This article on EGC bishop Harry Everett Smith was published last year, but I just stumbled across it today and had to share. It starts:
“Art history can be a capricious affair: a complex chronicle constantly written and rewritten, based on changes in style, fashion, and collective consciousness. One of the more pronounced shifts in the cultural zeitgeist of recent years has been an attraction to works grounded in occult or esoteric traditions. Not so long ago, such concerns were quite simply the death knell for an artist. As recently as 2019, the Guggenheim Museum, New York, unexpectedly saw its exhibition of Hilma af Klint—a recondite spiritualist—attract 600,000 visitors, becoming the best-attended show in the museum’s history.

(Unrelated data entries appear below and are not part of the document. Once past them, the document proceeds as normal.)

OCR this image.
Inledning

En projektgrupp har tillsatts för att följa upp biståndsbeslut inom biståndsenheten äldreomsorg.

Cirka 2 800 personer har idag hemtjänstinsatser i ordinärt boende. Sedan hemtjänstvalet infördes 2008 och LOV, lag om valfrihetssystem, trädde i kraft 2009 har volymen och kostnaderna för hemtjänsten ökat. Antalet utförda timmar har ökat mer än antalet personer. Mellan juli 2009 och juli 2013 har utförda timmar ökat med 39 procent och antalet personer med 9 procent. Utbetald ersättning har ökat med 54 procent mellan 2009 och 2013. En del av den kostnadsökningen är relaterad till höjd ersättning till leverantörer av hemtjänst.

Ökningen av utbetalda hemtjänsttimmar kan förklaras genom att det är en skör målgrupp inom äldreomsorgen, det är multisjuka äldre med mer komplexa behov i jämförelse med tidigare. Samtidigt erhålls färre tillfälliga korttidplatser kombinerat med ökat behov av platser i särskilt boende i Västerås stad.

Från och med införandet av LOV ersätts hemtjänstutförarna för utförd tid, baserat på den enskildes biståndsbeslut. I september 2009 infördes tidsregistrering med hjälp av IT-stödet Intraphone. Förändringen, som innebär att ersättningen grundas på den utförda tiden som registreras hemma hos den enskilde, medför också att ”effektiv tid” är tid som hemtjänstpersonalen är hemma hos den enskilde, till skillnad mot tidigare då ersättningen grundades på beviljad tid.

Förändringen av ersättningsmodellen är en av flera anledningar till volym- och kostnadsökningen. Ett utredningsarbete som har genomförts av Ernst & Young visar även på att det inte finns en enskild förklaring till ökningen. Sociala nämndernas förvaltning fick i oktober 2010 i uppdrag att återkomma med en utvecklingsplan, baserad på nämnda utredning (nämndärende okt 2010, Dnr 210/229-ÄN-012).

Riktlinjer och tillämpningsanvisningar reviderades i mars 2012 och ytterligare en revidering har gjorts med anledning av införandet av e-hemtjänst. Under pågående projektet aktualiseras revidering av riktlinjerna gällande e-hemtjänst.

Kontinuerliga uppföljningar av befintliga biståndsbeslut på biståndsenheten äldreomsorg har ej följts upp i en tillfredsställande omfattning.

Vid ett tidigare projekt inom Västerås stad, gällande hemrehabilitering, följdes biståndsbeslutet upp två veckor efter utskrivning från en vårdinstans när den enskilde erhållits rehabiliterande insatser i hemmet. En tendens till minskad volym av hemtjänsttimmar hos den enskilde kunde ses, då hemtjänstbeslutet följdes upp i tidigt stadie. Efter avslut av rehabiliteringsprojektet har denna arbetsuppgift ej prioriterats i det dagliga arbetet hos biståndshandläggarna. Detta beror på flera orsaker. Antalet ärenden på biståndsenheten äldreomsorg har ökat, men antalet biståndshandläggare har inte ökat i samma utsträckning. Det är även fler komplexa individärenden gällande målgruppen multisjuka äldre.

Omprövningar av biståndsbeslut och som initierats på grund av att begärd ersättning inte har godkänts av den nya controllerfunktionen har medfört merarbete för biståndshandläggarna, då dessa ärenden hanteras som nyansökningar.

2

“Two of the foremost pioneers of the occult aesthetic in America, Harry Smith and Jordan Belson, are currently enjoying long-overdue recognition. Since Smith’s death, in 1991, his reputation has exploded, with each year bringing new exhibitions, books, box sets of music, and restorations of films. The Getty Research Institute has devoted not one but two symposia to his work, and acquired his archives in 2013. This year, Farrar, Straus and Giroux will be publishing a full-length biography of Smith by John Szwed, who has written acclaimed biographies of Sun Ra, Miles Davis, Alan Lomax, and Billie Holiday. Smith’s Anthology of American Folk Music (Folkways Records, 1952) was rereleased on CD to great acclaim by the Smithsonian in 1997, and in 2020 Atlanta’s Dust to Digital label issued a companion box set of the B sides of the 78-rpm records on the Anthology—as if that artifact could not be more fully excavated. Currently in preparation are recordings of over one hundred songs and chants of the legendary kabbalist Rabbi Naftali Zvi Margolies Abulafia, made by Smith on the Lower East Side in 1953–54, as well as his 1982 Naropa Institute lectures on Native American cosmology, “The Rationality of Namelessness.” Smith has become a one-man culture industry, astonishing for someone who spent his final years shuffling between homeless shelters on the Bowery before dying penniless in a small room in the Chelsea Hotel.”